Third Leading Cause of Death in the World is Not What You Think, According to New Study

Antibiotic resistance is sometimes seen as a “future concern,” but new statistics show it harms many more people than you may think.

According to the latest estimates, bacterial antimicrobial resistance caused 4.95 million deaths in 2019, making it the third-highest cause of mortality globally.

Bacteria-killing drugs are unquestionably one of humanity’s most noteworthy discoveries.

We no longer have to worry about mortality from rose bush scrapes or gonorrhea after Alexander Fleming identified antibacterial activity in the fungus Penicillium in 1928.

Antibiotics have saved millions upon millions of lives globally in the decades afterward.

Now Antibiotic Resistance Killing More People Than HIV/AIDS or Malaria

But, since antibiotics are a naturally developed biological weapon for germs, bacteria have been building resistance to them long before humanity began using them.

Using the same medications repeatedly allows bacteria to adapt to them even quicker, resulting in a growing number of diseases that no longer respond to typical (or even last-resort) treatments.

Unfortunately, the more bacterial species that do not react to medicines, the more individuals will fall victim to resistant illnesses — and experts are warning that antimicrobial resistance is already killing more people each year than HIV/AIDS or malaria.

Chris Murray, a health economist at the University of Washington who co-authored the new study, stated that new statistics expose the full scope of antimicrobial resistance globally and are a strong indication that we must act immediately to tackle the danger.

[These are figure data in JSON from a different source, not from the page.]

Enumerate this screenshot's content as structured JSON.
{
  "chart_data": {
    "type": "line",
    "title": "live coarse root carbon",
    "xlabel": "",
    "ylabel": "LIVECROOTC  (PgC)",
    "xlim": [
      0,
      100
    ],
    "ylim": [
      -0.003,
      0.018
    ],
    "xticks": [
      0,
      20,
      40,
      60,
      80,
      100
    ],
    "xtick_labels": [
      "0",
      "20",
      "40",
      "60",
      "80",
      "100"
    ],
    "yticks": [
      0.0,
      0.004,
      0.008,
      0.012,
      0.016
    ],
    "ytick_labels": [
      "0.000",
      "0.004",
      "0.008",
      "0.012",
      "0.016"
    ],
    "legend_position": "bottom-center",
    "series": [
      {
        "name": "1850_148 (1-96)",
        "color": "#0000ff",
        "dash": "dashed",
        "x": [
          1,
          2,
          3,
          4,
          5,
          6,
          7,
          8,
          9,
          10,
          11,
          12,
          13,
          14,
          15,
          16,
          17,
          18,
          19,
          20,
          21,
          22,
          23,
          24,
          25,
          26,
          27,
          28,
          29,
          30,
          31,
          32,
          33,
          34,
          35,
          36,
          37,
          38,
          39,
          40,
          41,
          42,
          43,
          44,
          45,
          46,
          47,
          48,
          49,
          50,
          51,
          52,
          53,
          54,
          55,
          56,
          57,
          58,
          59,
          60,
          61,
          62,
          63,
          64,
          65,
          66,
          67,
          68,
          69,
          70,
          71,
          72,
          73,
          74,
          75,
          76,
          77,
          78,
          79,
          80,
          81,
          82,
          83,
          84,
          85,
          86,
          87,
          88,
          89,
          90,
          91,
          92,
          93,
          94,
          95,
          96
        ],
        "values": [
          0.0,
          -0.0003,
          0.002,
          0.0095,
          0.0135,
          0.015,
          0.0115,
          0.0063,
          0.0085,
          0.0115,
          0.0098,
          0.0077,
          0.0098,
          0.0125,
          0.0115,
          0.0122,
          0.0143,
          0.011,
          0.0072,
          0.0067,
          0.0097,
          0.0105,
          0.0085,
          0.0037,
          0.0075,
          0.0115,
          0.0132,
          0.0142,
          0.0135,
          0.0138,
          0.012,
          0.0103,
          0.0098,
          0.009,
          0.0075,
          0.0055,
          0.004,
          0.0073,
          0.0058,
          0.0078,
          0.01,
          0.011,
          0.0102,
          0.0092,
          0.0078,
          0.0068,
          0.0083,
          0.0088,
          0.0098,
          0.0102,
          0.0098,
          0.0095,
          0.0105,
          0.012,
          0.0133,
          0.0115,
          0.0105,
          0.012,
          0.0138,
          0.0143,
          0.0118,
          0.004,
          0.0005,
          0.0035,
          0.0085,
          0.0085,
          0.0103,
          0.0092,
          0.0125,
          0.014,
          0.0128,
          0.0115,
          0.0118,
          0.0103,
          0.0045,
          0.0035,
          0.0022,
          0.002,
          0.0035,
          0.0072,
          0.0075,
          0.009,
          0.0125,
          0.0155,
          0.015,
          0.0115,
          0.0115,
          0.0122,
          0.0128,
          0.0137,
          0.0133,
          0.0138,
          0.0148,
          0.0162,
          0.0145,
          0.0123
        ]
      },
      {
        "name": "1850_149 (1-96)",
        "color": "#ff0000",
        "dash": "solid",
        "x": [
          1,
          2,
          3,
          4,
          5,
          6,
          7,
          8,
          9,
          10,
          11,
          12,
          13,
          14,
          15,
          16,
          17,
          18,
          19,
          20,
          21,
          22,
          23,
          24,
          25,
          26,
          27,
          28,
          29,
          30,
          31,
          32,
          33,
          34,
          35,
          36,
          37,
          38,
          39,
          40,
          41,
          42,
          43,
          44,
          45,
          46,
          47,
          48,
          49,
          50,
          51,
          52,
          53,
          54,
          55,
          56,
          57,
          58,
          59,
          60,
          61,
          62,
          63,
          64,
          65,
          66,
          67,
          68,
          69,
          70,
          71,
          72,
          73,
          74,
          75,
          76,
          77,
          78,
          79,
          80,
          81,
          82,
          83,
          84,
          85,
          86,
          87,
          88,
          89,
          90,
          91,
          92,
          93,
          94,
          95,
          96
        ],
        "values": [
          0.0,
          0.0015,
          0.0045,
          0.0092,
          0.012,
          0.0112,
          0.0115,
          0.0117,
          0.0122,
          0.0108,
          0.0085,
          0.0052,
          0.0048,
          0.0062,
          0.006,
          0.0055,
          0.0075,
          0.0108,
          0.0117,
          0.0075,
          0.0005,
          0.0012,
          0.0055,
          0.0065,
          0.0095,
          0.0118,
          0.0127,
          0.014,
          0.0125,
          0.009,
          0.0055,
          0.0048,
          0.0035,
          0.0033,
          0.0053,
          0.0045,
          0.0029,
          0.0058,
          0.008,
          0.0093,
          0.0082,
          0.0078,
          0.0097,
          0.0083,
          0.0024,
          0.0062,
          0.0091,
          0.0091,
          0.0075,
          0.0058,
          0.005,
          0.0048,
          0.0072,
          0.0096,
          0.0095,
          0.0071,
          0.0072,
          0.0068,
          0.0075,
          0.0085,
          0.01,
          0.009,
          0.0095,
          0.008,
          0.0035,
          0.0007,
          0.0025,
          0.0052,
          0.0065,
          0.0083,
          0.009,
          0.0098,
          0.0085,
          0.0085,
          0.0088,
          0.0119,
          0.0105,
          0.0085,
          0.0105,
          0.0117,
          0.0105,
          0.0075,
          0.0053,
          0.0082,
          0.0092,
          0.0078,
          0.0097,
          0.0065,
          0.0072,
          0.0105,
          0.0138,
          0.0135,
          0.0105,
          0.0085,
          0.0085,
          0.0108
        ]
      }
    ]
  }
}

“Previous estimates had predicted 10 million annual deaths from antimicrobial resistance by 2050, but we now know for certain that we are already far closer to that figure than we thought. We need to leverage this data to course-correct action and drive innovation if we want to stay ahead in the race against antimicrobial resistance.”

The researchers examined data from 204 countries on 23 distinct bacterial species (including E. coli, S. pneumonia, and S. aureus) and 88 microbe-drug combinations.

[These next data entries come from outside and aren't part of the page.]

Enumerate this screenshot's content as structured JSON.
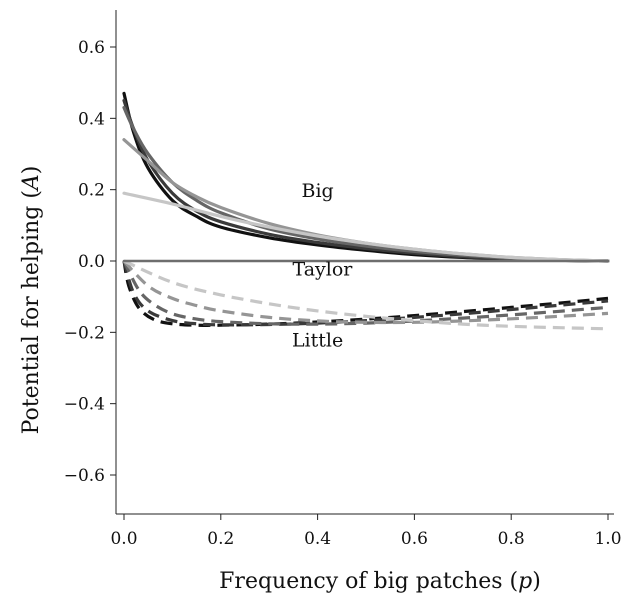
{
  "chart_data": {
    "type": "line",
    "xlabel": {
      "main": "Frequency of big patches (",
      "var": "p",
      "close": ")"
    },
    "ylabel": {
      "main": "Potential for helping (",
      "var": "A",
      "close": ")"
    },
    "xlim": [
      0,
      1
    ],
    "ylim": [
      -0.72,
      0.7
    ],
    "x_ticks": [
      {
        "value": 0.0,
        "label": "0.0"
      },
      {
        "value": 0.2,
        "label": "0.2"
      },
      {
        "value": 0.4,
        "label": "0.4"
      },
      {
        "value": 0.6,
        "label": "0.6"
      },
      {
        "value": 0.8,
        "label": "0.8"
      },
      {
        "value": 1.0,
        "label": "1.0"
      }
    ],
    "y_ticks": [
      {
        "value": 0.6,
        "label": "0.6"
      },
      {
        "value": 0.4,
        "label": "0.4"
      },
      {
        "value": 0.2,
        "label": "0.2"
      },
      {
        "value": 0.0,
        "label": "0.0"
      },
      {
        "value": -0.2,
        "label": "−0.2"
      },
      {
        "value": -0.4,
        "label": "−0.4"
      },
      {
        "value": -0.6,
        "label": "−0.6"
      }
    ],
    "grid": false,
    "legend": "none",
    "annotations": [
      {
        "text": "Big",
        "x": 0.4,
        "y": 0.18
      },
      {
        "text": "Taylor",
        "x": 0.41,
        "y": -0.04
      },
      {
        "text": "Little",
        "x": 0.4,
        "y": -0.24
      }
    ],
    "series": [
      {
        "group": "big",
        "style": "solid",
        "color": "#111111",
        "x": [
          0,
          0.02,
          0.05,
          0.1,
          0.15,
          0.2,
          0.3,
          0.4,
          0.5,
          0.6,
          0.7,
          0.8,
          0.9,
          1.0
        ],
        "y": [
          0.47,
          0.36,
          0.26,
          0.17,
          0.125,
          0.095,
          0.065,
          0.045,
          0.03,
          0.018,
          0.01,
          0.005,
          0.002,
          0
        ]
      },
      {
        "group": "big",
        "style": "solid",
        "color": "#3a3a3a",
        "x": [
          0,
          0.02,
          0.05,
          0.1,
          0.15,
          0.2,
          0.3,
          0.4,
          0.5,
          0.6,
          0.7,
          0.8,
          0.9,
          1.0
        ],
        "y": [
          0.45,
          0.37,
          0.28,
          0.19,
          0.14,
          0.11,
          0.075,
          0.052,
          0.035,
          0.022,
          0.012,
          0.006,
          0.002,
          0
        ]
      },
      {
        "group": "big",
        "style": "solid",
        "color": "#666666",
        "x": [
          0,
          0.02,
          0.05,
          0.1,
          0.15,
          0.2,
          0.3,
          0.4,
          0.5,
          0.6,
          0.7,
          0.8,
          0.9,
          1.0
        ],
        "y": [
          0.43,
          0.37,
          0.3,
          0.22,
          0.17,
          0.135,
          0.09,
          0.062,
          0.042,
          0.027,
          0.016,
          0.008,
          0.003,
          0
        ]
      },
      {
        "group": "big",
        "style": "solid",
        "color": "#959595",
        "x": [
          0,
          0.05,
          0.1,
          0.15,
          0.2,
          0.3,
          0.4,
          0.5,
          0.6,
          0.7,
          0.8,
          0.9,
          1.0
        ],
        "y": [
          0.34,
          0.28,
          0.22,
          0.18,
          0.15,
          0.105,
          0.073,
          0.05,
          0.033,
          0.02,
          0.01,
          0.004,
          0
        ]
      },
      {
        "group": "big",
        "style": "solid",
        "color": "#c6c6c6",
        "x": [
          0,
          0.1,
          0.2,
          0.3,
          0.4,
          0.5,
          0.6,
          0.7,
          0.8,
          0.9,
          1.0
        ],
        "y": [
          0.19,
          0.16,
          0.125,
          0.095,
          0.07,
          0.05,
          0.033,
          0.02,
          0.01,
          0.004,
          0
        ]
      },
      {
        "group": "taylor",
        "style": "solid",
        "color": "#6e6e6e",
        "x": [
          0,
          1.0
        ],
        "y": [
          0,
          0
        ]
      },
      {
        "group": "little",
        "style": "dashed",
        "color": "#111111",
        "x": [
          0,
          0.01,
          0.03,
          0.06,
          0.1,
          0.15,
          0.2,
          0.3,
          0.4,
          0.5,
          0.6,
          0.7,
          0.8,
          0.9,
          1.0
        ],
        "y": [
          0,
          -0.07,
          -0.13,
          -0.163,
          -0.176,
          -0.18,
          -0.18,
          -0.177,
          -0.171,
          -0.163,
          -0.153,
          -0.142,
          -0.13,
          -0.118,
          -0.105
        ]
      },
      {
        "group": "little",
        "style": "dashed",
        "color": "#3a3a3a",
        "x": [
          0,
          0.02,
          0.05,
          0.1,
          0.15,
          0.2,
          0.3,
          0.4,
          0.5,
          0.6,
          0.7,
          0.8,
          0.9,
          1.0
        ],
        "y": [
          0,
          -0.09,
          -0.14,
          -0.167,
          -0.176,
          -0.179,
          -0.178,
          -0.174,
          -0.167,
          -0.158,
          -0.148,
          -0.136,
          -0.124,
          -0.112
        ]
      },
      {
        "group": "little",
        "style": "dashed",
        "color": "#666666",
        "x": [
          0,
          0.03,
          0.06,
          0.1,
          0.15,
          0.2,
          0.3,
          0.4,
          0.5,
          0.6,
          0.7,
          0.8,
          0.9,
          1.0
        ],
        "y": [
          0,
          -0.08,
          -0.12,
          -0.148,
          -0.163,
          -0.17,
          -0.176,
          -0.177,
          -0.174,
          -0.168,
          -0.16,
          -0.151,
          -0.141,
          -0.13
        ]
      },
      {
        "group": "little",
        "style": "dashed",
        "color": "#959595",
        "x": [
          0,
          0.05,
          0.1,
          0.15,
          0.2,
          0.3,
          0.4,
          0.5,
          0.6,
          0.7,
          0.8,
          0.9,
          1.0
        ],
        "y": [
          0,
          -0.07,
          -0.105,
          -0.125,
          -0.14,
          -0.158,
          -0.168,
          -0.172,
          -0.172,
          -0.168,
          -0.162,
          -0.155,
          -0.147
        ]
      },
      {
        "group": "little",
        "style": "dashed",
        "color": "#c6c6c6",
        "x": [
          0,
          0.1,
          0.2,
          0.3,
          0.4,
          0.5,
          0.6,
          0.7,
          0.8,
          0.9,
          1.0
        ],
        "y": [
          0,
          -0.06,
          -0.095,
          -0.12,
          -0.14,
          -0.155,
          -0.167,
          -0.177,
          -0.183,
          -0.187,
          -0.19
        ]
      }
    ]
  }
}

This resulted in 471 million infection reports, which they then used to develop statistical models to predict the extent of antibiotic resistance.

The researchers investigated two alternative situations:

First, all drug-resistant illnesses were substituted with no infections, which the authors stated reflects the number of fatalities caused by antimicrobial resistance.

In the second scenario, they substituted all drug-resistant diseases with drug-susceptible infections, resulting in an estimate of antimicrobial resistance-related mortality.

Grim Numbers

The researchers estimated that in 2019, 4.95 million fatalities were connected with drug-resistant bacterial illnesses, with 1.27 million deaths directly caused by antimicrobial resistance — a massive burden in all parts of the globe, but especially in low- and middle-income nations.

According to their statistics, only stroke and heart disease killed more people that year than antimicrobial resistance.

The authors state that this is the first time such a worldwide estimate has been performed to the best of their knowledge.

There are certain limits to their modeling since there are gaps in data from various regions of the globe and significant problems in carrying out antimicrobial resistance monitoring.

But the conclusion is unmistakable: we have a worldwide severe health crisis.

The authors added antimicrobial resistance has long been recognized as a problem, and the recommendations to combat antimicrobial resistance are:

  • Raising public awareness.
  • Improving surveillance.
  • Improving diagnostics, more rational antibiotic use.
  • Access to clean water and sanitation.
  • Investing in new antimicrobials and vaccines.

However, the response to recommendations has been patchy and inconsistent, resulting in worldwide disparities in antibiotic resistance.

They added the rate of innovation has been extraordinarily sluggish, and only one of the six significant pathogens reported in the research has a vaccine.

The therapeutic pipeline for antibiotics is insufficient to combat the genesis and spread of antimicrobial resistance.

The authors of both the editorial and the original research encourage authorities to prioritize antibiotic resistance.

They warn that we will witness many more unnecessary fatalities in the coming years if quick action is not taken.